Effect of different breast density compositions on thermal damage of breast tumor during radiofrequency ablation

Abstract

The present study analyzes the efficacy of radiofrequency ablation (RFA) of breast tumor with different breast density levels {viz., extremely dense (ED), heterogeneously dense (HD), scattered fibroglandular (SF) and predominantly fatty (PF)}. A spherical tumor of 1.5 cm has been embedded at various locations in the heterogeneous three-dimensional numerical breast model to represent in situ early stage tumor. Temperature-controlled RFA has been performed by incorporating the proportional-integral-derivative (PID) controller.
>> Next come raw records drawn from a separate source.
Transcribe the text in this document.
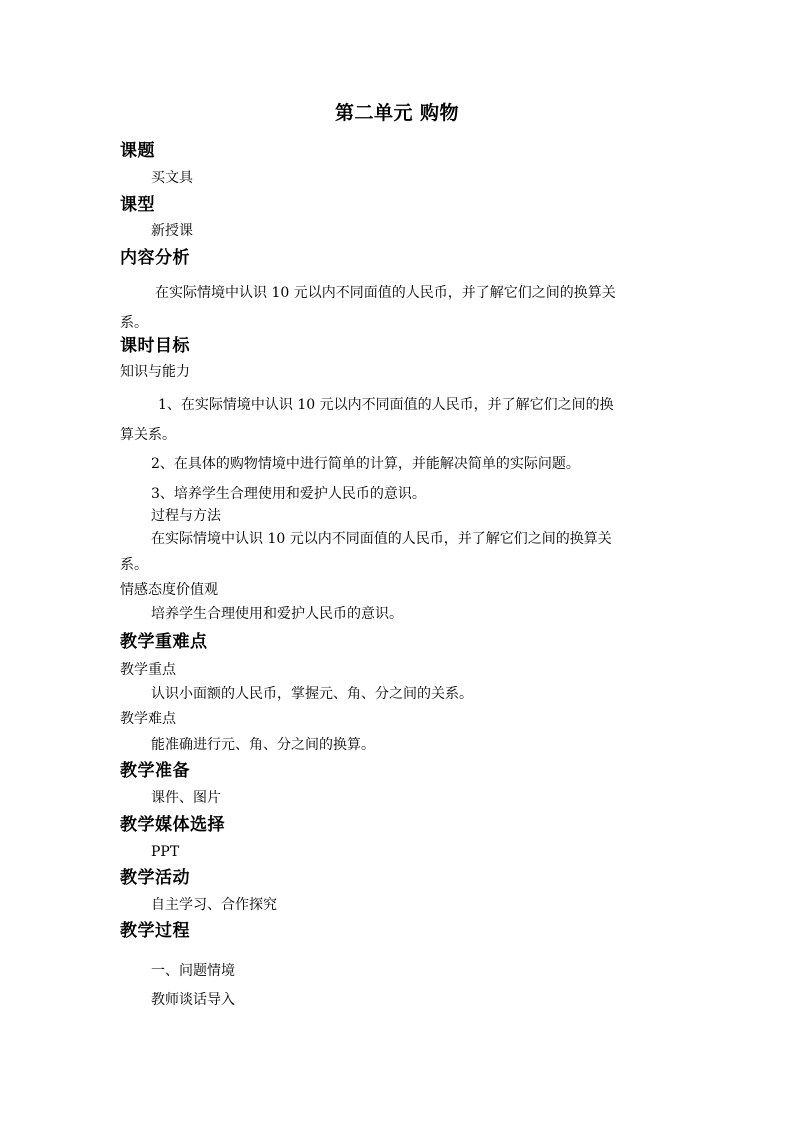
第二单元 购物
课题
买文具
课型
新授课
内容分析
在实际情境中认识 10 元以内不同面值的人民币，并了解它们之间的换算关
系。
课时目标
知识与能力
1、在实际情境中认识 10 元以内不同面值的人民币，并了解它们之间的换
算关系。
2、在具体的购物情境中进行简单的计算，并能解决简单的实际问题。
3、培养学生合理使用和爱护人民币的意识。
过程与方法
在实际情境中认识 10 元以内不同面值的人民币，并了解它们之间的换算关
系。
情感态度价值观
培养学生合理使用和爱护人民币的意识。
教学重难点
教学重点
认识小面额的人民币，掌握元、角、分之间的关系。
教学难点
能准确进行元、角、分之间的换算。
教学准备
课件、图片
教学媒体选择
PPT
教学活动
自主学习、合作探究
教学过程
一、问题情境
教师谈话导入
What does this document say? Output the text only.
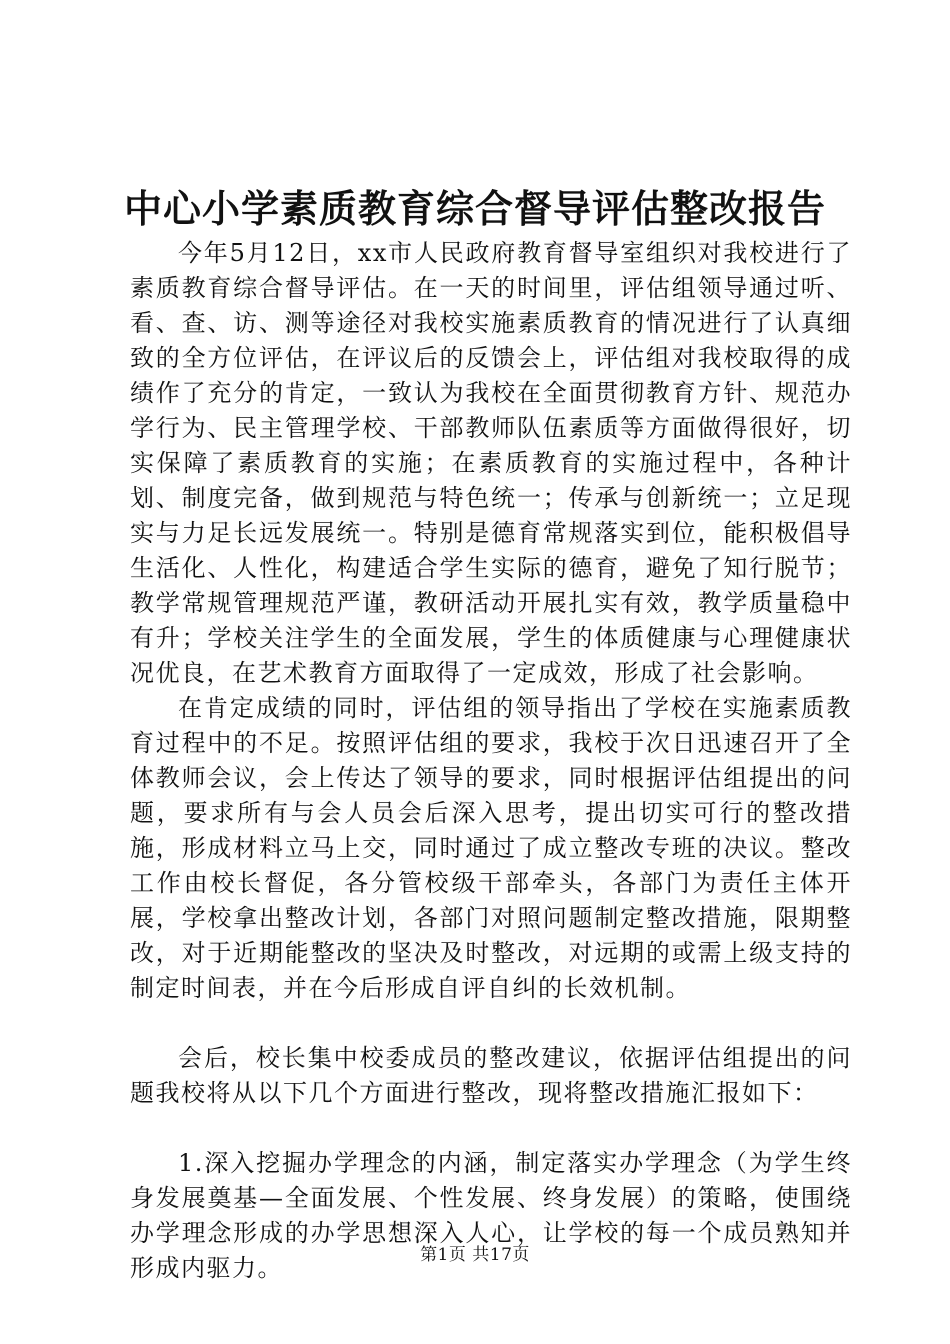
中心小学素质教育综合督导评估整改报告

今年5月12日，xx市人民政府教育督导室组织对我校进行了素质教育综合督导评估。在一天的时间里，评估组领导通过听、看、查、访、测等途径对我校实施素质教育的情况进行了认真细致的全方位评估，在评议后的反馈会上，评估组对我校取得的成绩作了充分的肯定，一致认为我校在全面贯彻教育方针、规范办学行为、民主管理学校、干部教师队伍素质等方面做得很好，切实保障了素质教育的实施；在素质教育的实施过程中，各种计划、制度完备，做到规范与特色统一；传承与创新统一；立足现实与力足长远发展统一。特别是德育常规落实到位，能积极倡导生活化、人性化，构建适合学生实际的德育，避免了知行脱节；教学常规管理规范严谨，教研活动开展扎实有效，教学质量稳中有升；学校关注学生的全面发展，学生的体质健康与心理健康状况优良，在艺术教育方面取得了一定成效，形成了社会影响。

在肯定成绩的同时，评估组的领导指出了学校在实施素质教育过程中的不足。按照评估组的要求，我校于次日迅速召开了全体教师会议，会上传达了领导的要求，同时根据评估组提出的问题，要求所有与会人员会后深入思考，提出切实可行的整改措施，形成材料立马上交，同时通过了成立整改专班的决议。整改工作由校长督促，各分管校级干部牵头，各部门为责任主体开展，学校拿出整改计划，各部门对照问题制定整改措施，限期整改，对于近期能整改的坚决及时整改，对远期的或需上级支持的制定时间表，并在今后形成自评自纠的长效机制。

会后，校长集中校委成员的整改建议，依据评估组提出的问题我校将从以下几个方面进行整改，现将整改措施汇报如下：

1.深入挖掘办学理念的内涵，制定落实办学理念（为学生终身发展奠基—全面发展、个性发展、终身发展）的策略，使围绕办学理念形成的办学思想深入人心，让学校的每一个成员熟知并形成内驱力。	第1页 共17页
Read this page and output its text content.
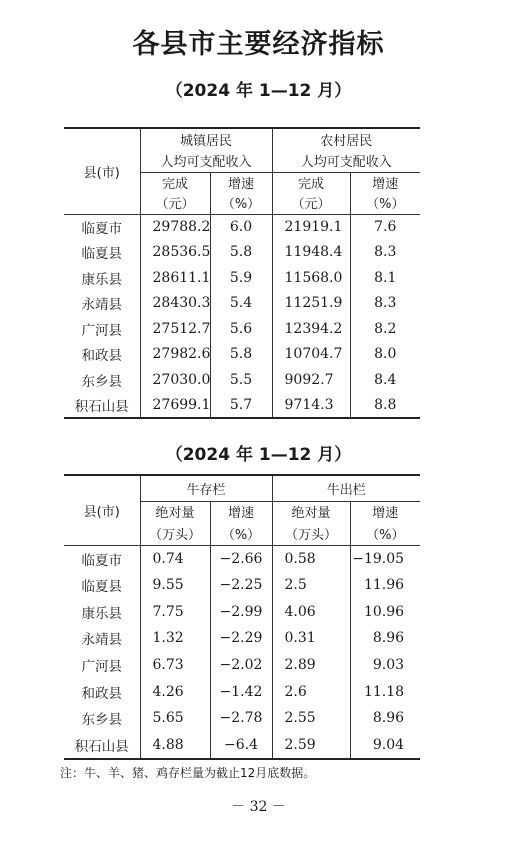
各县市主要经济指标
（2024 年 1—12 月）
县(市)	城镇居民		农村居民	
	人均可支配收入		人均可支配收入	
	完成	增速	完成	增速
	（元）	（%）	（元）	（%）
临夏市	29788.2	6.0	21919.1	7.6
临夏县	28536.5	5.8	11948.4	8.3
康乐县	28611.1	5.9	11568.0	8.1
永靖县	28430.3	5.4	11251.9	8.3
广河县	27512.7	5.6	12394.2	8.2
和政县	27982.6	5.8	10704.7	8.0
东乡县	27030.0	5.5	9092.7	8.4
积石山县	27699.1	5.7	9714.3	8.8
（2024 年 1—12 月）
县(市)	牛存栏		牛出栏	
	绝对量	增速	绝对量	增速
	（万头）	（%）	（万头）	（%）
临夏市	0.74	−2.66	0.58	−19.05
临夏县	9.55	−2.25	2.5	11.96
康乐县	7.75	−2.99	4.06	10.96
永靖县	1.32	−2.29	0.31	8.96
广河县	6.73	−2.02	2.89	9.03
和政县	4.26	−1.42	2.6	11.18
东乡县	5.65	−2.78	2.55	8.96
积石山县	4.88	−6.4	2.59	9.04
注：牛、羊、猪、鸡存栏量为截止12月底数据。
－ 32 －
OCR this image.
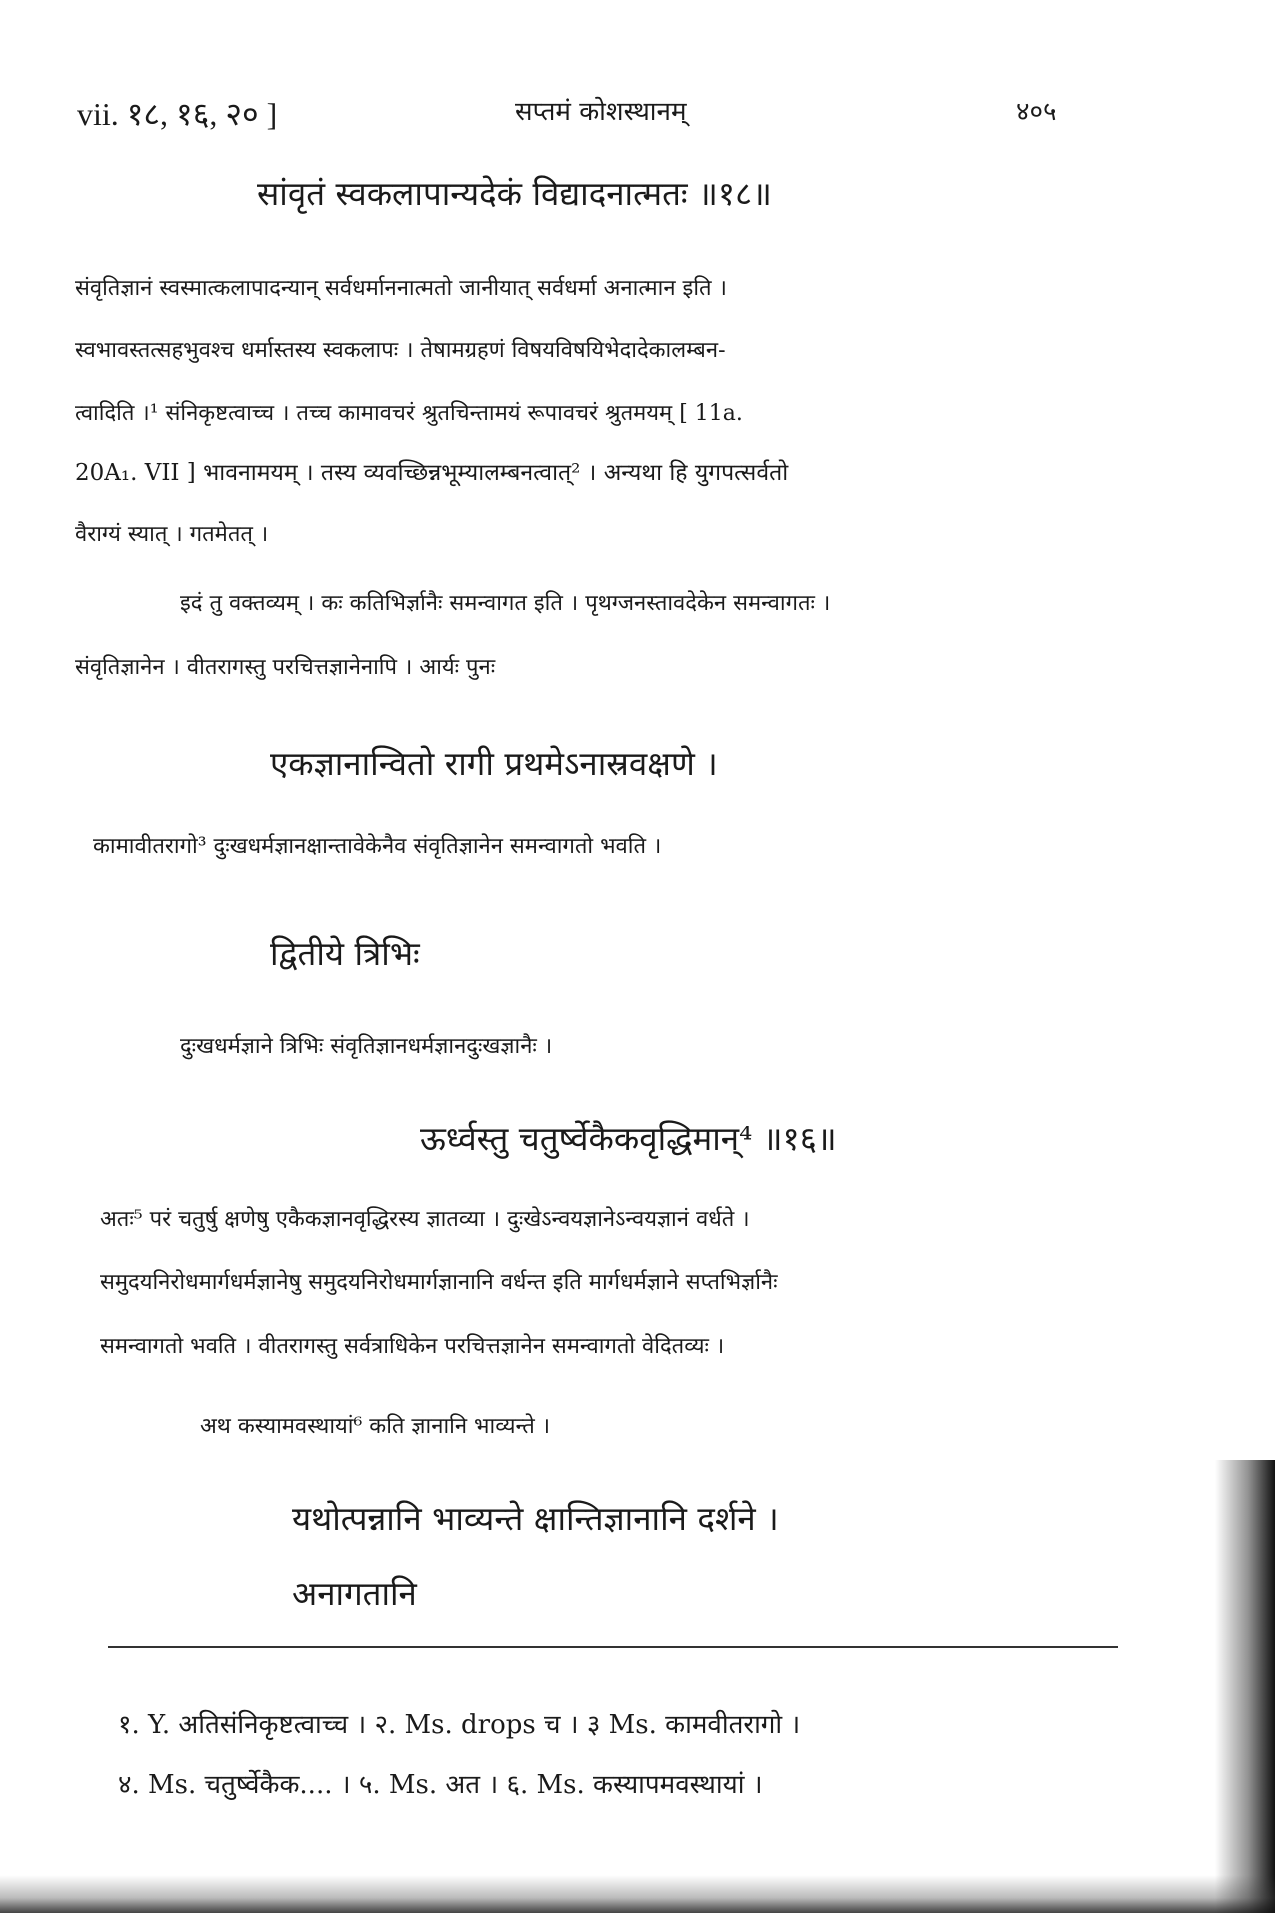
vii. १८, १६, २० ]	सप्तमं कोशस्थानम्	४०५
सांवृतं स्वकलापान्यदेकं विद्यादनात्मतः ॥१८॥
संवृतिज्ञानं स्वस्मात्कलापादन्यान् सर्वधर्माननात्मतो जानीयात् सर्वधर्मा अनात्मान इति ।
स्वभावस्तत्सहभुवश्च धर्मास्तस्य स्वकलापः । तेषामग्रहणं विषयविषयिभेदादेकालम्बन-
त्वादिति ।¹ संनिकृष्टत्वाच्च । तच्च कामावचरं श्रुतचिन्तामयं रूपावचरं श्रुतमयम् [ 11a.
20A₁. VII ] भावनामयम् । तस्य व्यवच्छिन्नभूम्यालम्बनत्वात्² । अन्यथा हि युगपत्सर्वतो
वैराग्यं स्यात् । गतमेतत् ।
इदं तु वक्तव्यम् । कः कतिभिर्ज्ञानैः समन्वागत इति । पृथग्जनस्तावदेकेन समन्वागतः ।
संवृतिज्ञानेन । वीतरागस्तु परचित्तज्ञानेनापि । आर्यः पुनः
एकज्ञानान्वितो रागी प्रथमेऽनास्रवक्षणे ।
कामावीतरागो³ दुःखधर्मज्ञानक्षान्तावेकेनैव संवृतिज्ञानेन समन्वागतो भवति ।
द्वितीये त्रिभिः
दुःखधर्मज्ञाने त्रिभिः संवृतिज्ञानधर्मज्ञानदुःखज्ञानैः ।
ऊर्ध्वस्तु चतुर्ष्वेकैकवृद्धिमान्⁴ ॥१६॥
अतः⁵ परं चतुर्षु क्षणेषु एकैकज्ञानवृद्धिरस्य ज्ञातव्या । दुःखेऽन्वयज्ञानेऽन्वयज्ञानं वर्धते ।
समुदयनिरोधमार्गधर्मज्ञानेषु समुदयनिरोधमार्गज्ञानानि वर्धन्त इति मार्गधर्मज्ञाने सप्तभिर्ज्ञानैः
समन्वागतो भवति । वीतरागस्तु सर्वत्राधिकेन परचित्तज्ञानेन समन्वागतो वेदितव्यः ।
अथ कस्यामवस्थायां⁶ कति ज्ञानानि भाव्यन्ते ।
यथोत्पन्नानि भाव्यन्ते क्षान्तिज्ञानानि दर्शने ।
अनागतानि
१. Y. अतिसंनिकृष्टत्वाच्च । २. Ms. drops च । ३ Ms. कामवीतरागो ।
४. Ms. चतुर्ष्वेकैक.... । ५. Ms. अत । ६. Ms. कस्यापमवस्थायां ।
A thermo-electric analysis has been done to obtain the temperature distribution and the ablation volume by incorporating the coupled electric field distribution, the Pennes bioheat and the first-order Arrhenius rate equations. The effects of temperature-dependent changes in electrical and thermal conductivities of heterogeneous multi-layer breast models have been considered. The non-linear piecewise model of blood perfusion has been incorporated to achieve better correlation with the clinical RFA. The numerical results have been validated with the in vitro experimental results. The results revealed that, the breast density compositions significantly affect the treatment outcomes in terms of ablation volume and temperature distribution. It has been found that, the breast with lower fatty tissue requires significantly less time to attain complete tumor necrosis as compared to the breast with higher fat content.